SQOOP_HOME=/root/training/sqoop-1.4.5.bin__hadoop-0.23

export SQOOP_HOME

PATH=$SQOOP_HOME/bin:$PATH

export PATH

注意：如果是Oracle数据库，大写：用户名、表名、列名

（*）codegen Generate code to interact with database records
根据表结构自动生成对应Java类
sqoop codegen --connect jdbc:oracle:thin:@192.168.153.135:1521/orcl --username SCOTT --password tiger --table EMP --outdir /root/sqoop

（*）create-hive-table Import a table definition into Hive

（*）eval Evaluate a SQL statement and display the results
在Sqoop中执行SQL
sqoop eval --connect jdbc:oracle:thin:@192.168.153.135:1521/orcl --username SCOTT --password tiger --query 'select * from emp'

（*）export Export an HDFS directory to a database table

（*）help List available commands

（*）import Import a table from a database to HDFS
导入数据
(1)导入EMP表的所有数据(HDFS上)
sqoop import --connect jdbc:oracle:thin:@192.168.153.135:1521/orcl --username SCOTT --password tiger --table EMP --target-dir /sqoop/import/emp1

(2)导入指定的列
sqoop import --connect jdbc:oracle:thin:@192.168.153.135:1521/orcl --username SCOTT --password tiger --table EMP --columns ENAME,SAL --target-dir /sqoop/import/emp2

(3) 导入订单表
sqoop import --connect jdbc:oracle:thin:@192.168.153.135:1521/orcl --username SH --password sh --table SALES --target-dir /sqoop/import/sales -m 1
错误：ERROR tool.ImportTool: Error during import: No primary key could be found for table SALES. Please specify one with --split-by or perform a sequential import with '-m 1'.

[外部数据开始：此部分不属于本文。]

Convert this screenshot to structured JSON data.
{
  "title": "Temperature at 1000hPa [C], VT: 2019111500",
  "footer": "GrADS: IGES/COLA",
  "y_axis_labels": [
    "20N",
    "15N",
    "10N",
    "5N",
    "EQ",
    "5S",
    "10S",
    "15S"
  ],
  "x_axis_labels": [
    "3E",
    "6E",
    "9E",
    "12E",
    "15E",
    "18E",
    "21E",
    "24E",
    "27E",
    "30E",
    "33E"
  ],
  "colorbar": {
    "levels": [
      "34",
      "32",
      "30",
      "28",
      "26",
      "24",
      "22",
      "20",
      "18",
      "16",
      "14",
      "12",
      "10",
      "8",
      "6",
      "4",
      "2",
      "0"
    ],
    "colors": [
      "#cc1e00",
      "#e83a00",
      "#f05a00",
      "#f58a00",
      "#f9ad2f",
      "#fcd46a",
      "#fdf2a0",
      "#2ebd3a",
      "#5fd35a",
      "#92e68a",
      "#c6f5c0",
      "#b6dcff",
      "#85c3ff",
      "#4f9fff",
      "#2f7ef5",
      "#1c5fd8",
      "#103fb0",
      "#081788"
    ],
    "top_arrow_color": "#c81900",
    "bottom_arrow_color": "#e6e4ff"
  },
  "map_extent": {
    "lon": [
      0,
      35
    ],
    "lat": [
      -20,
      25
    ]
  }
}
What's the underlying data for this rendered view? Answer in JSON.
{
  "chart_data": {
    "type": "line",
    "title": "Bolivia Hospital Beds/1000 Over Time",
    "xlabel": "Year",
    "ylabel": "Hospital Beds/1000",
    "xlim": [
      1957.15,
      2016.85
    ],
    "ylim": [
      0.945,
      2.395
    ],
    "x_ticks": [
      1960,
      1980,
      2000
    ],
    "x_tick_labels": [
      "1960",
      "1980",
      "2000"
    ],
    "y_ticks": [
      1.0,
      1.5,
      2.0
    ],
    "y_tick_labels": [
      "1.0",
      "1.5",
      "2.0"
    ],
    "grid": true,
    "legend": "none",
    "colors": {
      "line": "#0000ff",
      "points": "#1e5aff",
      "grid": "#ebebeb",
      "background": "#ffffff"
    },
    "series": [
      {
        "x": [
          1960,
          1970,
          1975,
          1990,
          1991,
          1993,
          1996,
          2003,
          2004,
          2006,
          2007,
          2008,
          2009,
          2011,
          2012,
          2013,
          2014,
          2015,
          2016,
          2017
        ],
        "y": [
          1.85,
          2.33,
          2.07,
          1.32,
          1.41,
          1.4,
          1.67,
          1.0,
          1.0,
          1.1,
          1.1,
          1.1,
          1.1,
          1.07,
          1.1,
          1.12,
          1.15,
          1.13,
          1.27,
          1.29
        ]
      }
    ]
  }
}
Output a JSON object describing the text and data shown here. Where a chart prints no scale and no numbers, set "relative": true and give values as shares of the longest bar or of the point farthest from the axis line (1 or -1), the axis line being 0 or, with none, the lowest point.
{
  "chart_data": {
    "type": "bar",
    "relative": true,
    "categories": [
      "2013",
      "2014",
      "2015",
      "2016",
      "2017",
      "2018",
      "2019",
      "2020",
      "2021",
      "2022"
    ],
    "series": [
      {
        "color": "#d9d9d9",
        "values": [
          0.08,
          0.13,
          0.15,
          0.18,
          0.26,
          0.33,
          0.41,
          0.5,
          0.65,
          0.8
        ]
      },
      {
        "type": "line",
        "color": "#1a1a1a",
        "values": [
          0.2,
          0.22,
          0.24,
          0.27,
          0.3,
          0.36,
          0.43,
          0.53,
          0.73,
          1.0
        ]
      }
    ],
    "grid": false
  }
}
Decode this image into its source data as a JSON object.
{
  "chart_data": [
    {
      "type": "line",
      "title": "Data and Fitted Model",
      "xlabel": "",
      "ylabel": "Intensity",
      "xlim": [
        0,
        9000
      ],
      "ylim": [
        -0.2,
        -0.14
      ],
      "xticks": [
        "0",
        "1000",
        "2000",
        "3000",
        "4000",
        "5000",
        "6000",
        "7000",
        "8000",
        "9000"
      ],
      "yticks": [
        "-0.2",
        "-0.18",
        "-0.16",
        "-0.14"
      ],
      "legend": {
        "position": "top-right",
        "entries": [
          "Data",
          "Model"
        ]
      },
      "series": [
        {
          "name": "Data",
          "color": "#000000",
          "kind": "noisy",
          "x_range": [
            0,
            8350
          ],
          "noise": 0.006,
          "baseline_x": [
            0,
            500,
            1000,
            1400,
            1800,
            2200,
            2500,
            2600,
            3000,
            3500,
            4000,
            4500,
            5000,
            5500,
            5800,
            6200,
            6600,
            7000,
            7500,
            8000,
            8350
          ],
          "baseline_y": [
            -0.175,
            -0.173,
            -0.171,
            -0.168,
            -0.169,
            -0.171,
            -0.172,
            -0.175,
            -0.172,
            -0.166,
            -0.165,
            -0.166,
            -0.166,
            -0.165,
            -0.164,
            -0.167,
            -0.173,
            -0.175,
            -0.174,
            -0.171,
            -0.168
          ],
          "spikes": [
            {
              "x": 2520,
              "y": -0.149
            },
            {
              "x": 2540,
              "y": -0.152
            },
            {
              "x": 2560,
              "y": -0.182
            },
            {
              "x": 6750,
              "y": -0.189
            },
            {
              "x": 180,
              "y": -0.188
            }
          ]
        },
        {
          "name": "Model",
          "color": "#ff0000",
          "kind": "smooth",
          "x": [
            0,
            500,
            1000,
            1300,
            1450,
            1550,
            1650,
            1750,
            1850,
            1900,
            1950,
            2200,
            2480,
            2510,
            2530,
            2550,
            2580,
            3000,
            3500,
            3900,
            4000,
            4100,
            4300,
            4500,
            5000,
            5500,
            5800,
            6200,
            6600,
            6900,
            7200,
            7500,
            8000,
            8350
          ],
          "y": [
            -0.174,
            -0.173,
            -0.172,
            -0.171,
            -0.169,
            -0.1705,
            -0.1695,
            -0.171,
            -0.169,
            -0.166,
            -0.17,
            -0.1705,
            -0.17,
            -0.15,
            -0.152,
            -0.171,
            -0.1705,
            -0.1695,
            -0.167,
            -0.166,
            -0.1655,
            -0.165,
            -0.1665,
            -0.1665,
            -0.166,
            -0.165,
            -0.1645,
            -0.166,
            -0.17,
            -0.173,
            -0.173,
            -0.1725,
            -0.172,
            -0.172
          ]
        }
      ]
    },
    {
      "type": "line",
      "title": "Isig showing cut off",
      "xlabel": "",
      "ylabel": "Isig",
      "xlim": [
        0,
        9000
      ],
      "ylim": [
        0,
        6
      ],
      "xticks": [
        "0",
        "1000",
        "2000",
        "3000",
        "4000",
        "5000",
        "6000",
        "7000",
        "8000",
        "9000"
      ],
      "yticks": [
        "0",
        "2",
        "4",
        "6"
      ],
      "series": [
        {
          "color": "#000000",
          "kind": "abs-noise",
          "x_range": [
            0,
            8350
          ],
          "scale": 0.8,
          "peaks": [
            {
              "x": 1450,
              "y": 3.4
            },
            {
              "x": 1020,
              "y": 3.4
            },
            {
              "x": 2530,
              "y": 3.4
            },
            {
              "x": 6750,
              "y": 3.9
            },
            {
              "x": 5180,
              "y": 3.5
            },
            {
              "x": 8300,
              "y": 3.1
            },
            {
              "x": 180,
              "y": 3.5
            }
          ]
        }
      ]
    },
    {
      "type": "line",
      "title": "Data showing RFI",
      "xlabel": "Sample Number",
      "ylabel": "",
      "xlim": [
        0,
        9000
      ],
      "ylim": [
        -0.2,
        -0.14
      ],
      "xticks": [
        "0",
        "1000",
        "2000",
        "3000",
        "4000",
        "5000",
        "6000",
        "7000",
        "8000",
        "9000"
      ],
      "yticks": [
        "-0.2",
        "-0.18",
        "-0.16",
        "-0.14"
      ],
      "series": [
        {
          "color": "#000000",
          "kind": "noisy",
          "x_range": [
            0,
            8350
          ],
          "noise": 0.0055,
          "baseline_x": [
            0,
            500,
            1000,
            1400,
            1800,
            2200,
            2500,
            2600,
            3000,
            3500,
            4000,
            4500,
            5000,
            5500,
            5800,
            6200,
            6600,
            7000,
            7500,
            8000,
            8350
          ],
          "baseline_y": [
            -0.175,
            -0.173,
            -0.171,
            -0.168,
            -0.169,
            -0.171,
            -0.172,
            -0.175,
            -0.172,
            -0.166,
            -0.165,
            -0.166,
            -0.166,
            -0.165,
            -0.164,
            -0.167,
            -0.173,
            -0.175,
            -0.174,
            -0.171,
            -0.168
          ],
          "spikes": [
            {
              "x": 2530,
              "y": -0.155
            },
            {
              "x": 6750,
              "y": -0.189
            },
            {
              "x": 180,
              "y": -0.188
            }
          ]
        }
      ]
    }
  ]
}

（*）import-all-tables Import tables from a database to HDFS
导入某个用户下所有的表，默认路径：/user/root
sqoop import-all-tables --connect jdbc:oracle:thin:@192.168.153.135:1521/orcl --username SCOTT --password tiger

（*）job Work with saved jobs

（*）list-databases List available databases on a server
(*) MySQL数据库：就是数据库的名字
(*) Oracle数据库：是数据库中所有用户的名字
sqoop list-databases --connect jdbc:oracle:thin:@192.168.153.135:1521/orcl --username SYSTEM --password password

（*）list-tables List available tables in a database
（*）merge Merge results of incremental imports
（*）metastore Run a standalone Sqoop metastore
（*）version Display version information

3、Flume：采集日志
用在实时计算（流式计算）的应用中
强调：实时

Flume的体系结构：

1.安装：通过winscp上传到linux

解压：tar -zxvf 安装包名字 -C ~/training

进入flume安装目录，修改配置文件:

cd conf

cp flume-env.sh.template flume-env.sh

vim flume-env.sh

找到JAVA_HOME那一列，配置成你自己的jdk路径。

2.flume监听telnet接口测试

下面通过一个简单的例子来测试一下：

在 conf目录下新建一个文件netcat-logger.conf，用来从网络接口接收数据，打印到控制台。

vim netcat-logger.conf

内容：

# example.conf: A single-node Flume configuration

# Name the components on this agent

#定义这个agent中各组件的名字，给那三个组件sources，sinks，channels取个名字,是一个逻辑代号:

#a1是agent的代表。

a1.sources = r1

a1.sinks = k1

a1.channels = c1

# Describe/configure the source 描述和配置source组件：r1

#类型, 从网络端口接收数据,在本机启动, 所以localhost, type=spoolDir采集目录源,目录里有就采

#type是类型，是采集源的具体实现，这里是接受网络端口的，netcat可以从一个网络端口接受数据的。netcat在linux里的程序就是nc，可以学习一下。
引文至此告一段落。